ROBUST GROWTH OF TEXTILE INDUSTRY
The main contributor in meeting the export target would be the textile sector
By AMANULLAH BASHAR
July 28 - Aug 03 , 2003
Pakistan's exports for the first time in its history have crossed the psychological barrier by earning over $11 billion during the outgoing financial year ended June 30, 2003. However, credit for achieving such an impressive export performance goes to the textile industry which contributed over 65 per cent of the total exports.
The most significant feature of the textile sector was the growth of three segments of the textile sector namely, bed-wear, readymade garments, and the knitwear sectors which have appeared as the three frontline players of the textile sector as each sector has earned more than one billion dollar exports during the said financial year. The cotton yarn which once used to be top export earning sector has been left far behind by these emerging sectors.
In order to facilitate the exports of the textile products, the government on its part has taken various steps during last six months which include the lower export refinance facility that was now available only at 3.5 per cent mark up besides amendments made in the DTRE scheme and devising rules and regulations to suit the exporters by discussions at various forums of the industry.
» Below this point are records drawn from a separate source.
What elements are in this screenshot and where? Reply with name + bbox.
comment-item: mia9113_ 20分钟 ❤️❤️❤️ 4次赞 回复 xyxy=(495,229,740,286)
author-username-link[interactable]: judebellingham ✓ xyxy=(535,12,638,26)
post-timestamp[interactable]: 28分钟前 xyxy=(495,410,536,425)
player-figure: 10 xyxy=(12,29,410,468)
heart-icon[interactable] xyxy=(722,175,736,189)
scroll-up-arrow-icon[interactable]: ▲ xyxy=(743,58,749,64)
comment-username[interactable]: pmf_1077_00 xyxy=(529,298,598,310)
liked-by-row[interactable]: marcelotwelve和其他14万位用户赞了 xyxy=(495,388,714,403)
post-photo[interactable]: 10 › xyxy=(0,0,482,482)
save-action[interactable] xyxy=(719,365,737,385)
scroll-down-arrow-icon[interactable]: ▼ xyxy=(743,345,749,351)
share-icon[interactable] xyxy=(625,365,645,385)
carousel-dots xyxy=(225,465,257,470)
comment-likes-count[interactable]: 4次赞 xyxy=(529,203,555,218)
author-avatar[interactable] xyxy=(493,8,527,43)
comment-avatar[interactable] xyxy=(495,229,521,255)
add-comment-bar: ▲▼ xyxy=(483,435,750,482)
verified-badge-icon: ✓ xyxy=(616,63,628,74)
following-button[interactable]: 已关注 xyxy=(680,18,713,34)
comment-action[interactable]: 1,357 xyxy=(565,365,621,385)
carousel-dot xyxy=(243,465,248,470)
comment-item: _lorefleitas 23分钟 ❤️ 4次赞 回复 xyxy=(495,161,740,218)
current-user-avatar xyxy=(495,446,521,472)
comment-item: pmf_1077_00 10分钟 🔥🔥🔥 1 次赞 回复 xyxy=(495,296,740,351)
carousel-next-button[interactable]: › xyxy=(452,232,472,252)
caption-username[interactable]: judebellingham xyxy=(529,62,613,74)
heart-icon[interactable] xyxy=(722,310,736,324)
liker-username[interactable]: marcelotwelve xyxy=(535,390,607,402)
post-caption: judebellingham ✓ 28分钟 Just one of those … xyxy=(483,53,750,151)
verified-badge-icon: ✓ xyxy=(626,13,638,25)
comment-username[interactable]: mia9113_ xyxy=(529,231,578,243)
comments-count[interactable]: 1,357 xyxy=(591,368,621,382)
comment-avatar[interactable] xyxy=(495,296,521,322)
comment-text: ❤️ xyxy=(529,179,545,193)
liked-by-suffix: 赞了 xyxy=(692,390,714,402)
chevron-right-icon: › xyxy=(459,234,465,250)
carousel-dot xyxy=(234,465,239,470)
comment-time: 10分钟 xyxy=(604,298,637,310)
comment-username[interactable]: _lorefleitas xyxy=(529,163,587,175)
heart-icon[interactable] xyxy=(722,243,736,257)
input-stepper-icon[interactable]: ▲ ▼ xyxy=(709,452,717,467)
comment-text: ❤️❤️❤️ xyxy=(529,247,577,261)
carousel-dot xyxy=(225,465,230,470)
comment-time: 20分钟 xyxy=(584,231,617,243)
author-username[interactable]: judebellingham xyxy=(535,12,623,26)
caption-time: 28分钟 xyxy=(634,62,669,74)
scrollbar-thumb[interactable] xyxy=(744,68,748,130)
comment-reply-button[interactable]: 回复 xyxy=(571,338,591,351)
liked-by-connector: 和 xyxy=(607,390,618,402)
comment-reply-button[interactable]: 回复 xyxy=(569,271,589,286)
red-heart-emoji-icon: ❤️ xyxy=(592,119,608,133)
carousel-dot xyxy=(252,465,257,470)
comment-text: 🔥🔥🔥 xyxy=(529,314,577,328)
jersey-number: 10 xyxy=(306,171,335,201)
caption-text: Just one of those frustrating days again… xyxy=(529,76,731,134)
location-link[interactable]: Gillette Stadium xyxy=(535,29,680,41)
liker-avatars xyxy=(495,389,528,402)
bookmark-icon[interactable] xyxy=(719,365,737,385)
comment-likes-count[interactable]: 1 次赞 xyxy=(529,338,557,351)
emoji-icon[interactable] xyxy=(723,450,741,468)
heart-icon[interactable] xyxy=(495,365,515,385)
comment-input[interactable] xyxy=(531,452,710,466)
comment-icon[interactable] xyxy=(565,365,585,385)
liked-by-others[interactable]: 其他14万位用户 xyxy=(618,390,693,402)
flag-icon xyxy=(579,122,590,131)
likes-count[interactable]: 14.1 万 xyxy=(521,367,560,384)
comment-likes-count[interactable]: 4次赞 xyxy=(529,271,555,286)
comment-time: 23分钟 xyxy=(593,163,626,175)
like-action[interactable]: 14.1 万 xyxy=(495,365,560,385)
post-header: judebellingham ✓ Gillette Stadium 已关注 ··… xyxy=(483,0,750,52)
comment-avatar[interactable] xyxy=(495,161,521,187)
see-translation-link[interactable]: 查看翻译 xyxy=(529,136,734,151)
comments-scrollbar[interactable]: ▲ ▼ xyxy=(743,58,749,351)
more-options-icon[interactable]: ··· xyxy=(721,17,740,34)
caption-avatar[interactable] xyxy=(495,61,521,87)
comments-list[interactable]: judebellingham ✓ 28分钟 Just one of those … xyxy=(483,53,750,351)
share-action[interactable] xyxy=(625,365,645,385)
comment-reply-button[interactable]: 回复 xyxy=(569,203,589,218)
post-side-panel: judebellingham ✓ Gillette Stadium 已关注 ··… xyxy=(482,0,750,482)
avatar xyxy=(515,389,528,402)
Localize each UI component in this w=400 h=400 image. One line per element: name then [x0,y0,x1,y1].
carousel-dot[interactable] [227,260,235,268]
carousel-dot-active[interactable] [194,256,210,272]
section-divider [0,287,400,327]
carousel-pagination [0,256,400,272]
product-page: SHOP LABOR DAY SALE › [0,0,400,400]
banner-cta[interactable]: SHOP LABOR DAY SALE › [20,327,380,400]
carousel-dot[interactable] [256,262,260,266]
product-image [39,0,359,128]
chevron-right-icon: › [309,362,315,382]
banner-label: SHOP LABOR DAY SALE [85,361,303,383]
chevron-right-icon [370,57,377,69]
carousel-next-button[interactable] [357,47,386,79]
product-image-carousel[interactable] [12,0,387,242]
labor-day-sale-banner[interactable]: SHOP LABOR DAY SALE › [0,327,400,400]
According to textile experts, the above three sub-sectors of the textile industry have the potential to go far ahead of the current status in the coming years as heavy investment is being made in these sectors both from the local investors as well as in collaboration with the foreign partners. The future of the bed-wear sector seems much bright as it has already carved a respectable place in the world market by grabbing at least 4 per cent of the total export market of the world. Quality-wise it is far superior of what it is being produced in neighboring India hence the much talked about trade relations with India posing no threat to this sector, rather it may take a large chunk of the Indian market, said the experts. The huge investments made in the textile sector during last three years in Pakistan have already started producing results reflected in the outstanding performance in the export market.
The textile sector has made an impressive investment worth $2 billion during last four years for Balancing-Modernization-Replacement (BMR) and expansion of the existing units. It is worth mentioning here that bulk of the investment has come from industry's own resources while financing from banking sector has a very little share in the investment.
The robust growth in the textile sector is indicated by various developments including arrival of new textile units besides a general trend of expansion in the production capacity of the existing units. According to industry reports, at least five new textile units with local and in collaboration with foreign investors are coming up in different parts of Karachi as well as in the Industrial Zone of Nooriabad, adjacent to Karachi. The investment in the new textile units appears as the strong signals about the business opportunities for the textile products in the international market. It may be mentioned here that the United States has already decided to get out of the textile business which also offers opportunities for the investors in the relocation process of the textile units from the US industry. The new units being set up in Karachi will equipped with the most modern Compaq spinning system and are being desired to produce yarn free from contamination. One of the industrialists behind these projects says that China will be the main contender for Pakistan in the world market after implementation of the WTO regime in 2005. Keeping in view the challenges and successfully compete with the competitors, the new textile units have been designed to compete with products from China or for that matter from any country in the hi-tech textile products.
Another leading textile industrialist and exporter observed with a sense of confidence that textile industry is the only sector in the economy that is not looking for foreign investment as the industry has the depth to meet the future requirement for meeting the exports demand. The only support, this industry was looking from the government side was the timely refund of duty drawback and other tax refunds as the uncalled for delay in the payments of the refunds creates cash flow problems for the industry.
Since Pakistan is cotton based economy and the textile sector which is considered as the spread head of the national economy, is getting prepared to face the challenges of globalization and free under the rules of World Trade Organization to be implemented with effect from January 1, 2005. Currently, the textile sector is passing through a qualitative change and the continuous to make heavy investment in order to face the growing market demands quality products.
The government has set an export target of $12.1 billion for the year 2003-04. Obviously, the main contributor in meeting the export target would be the textile sector, textile industry sources said and added that the textile industry have the potential to take the exports earnings even beyond $15 billion provided a strong infrastructure facilities especially, electricity were provided at an affordable rate to cut down the input cost of the manufacturing sector. Surely, the industry is not asking too much to produce even better results, the people at the helm of affairs should give a serious thought to remove the irritants in the way of economic growth of the country.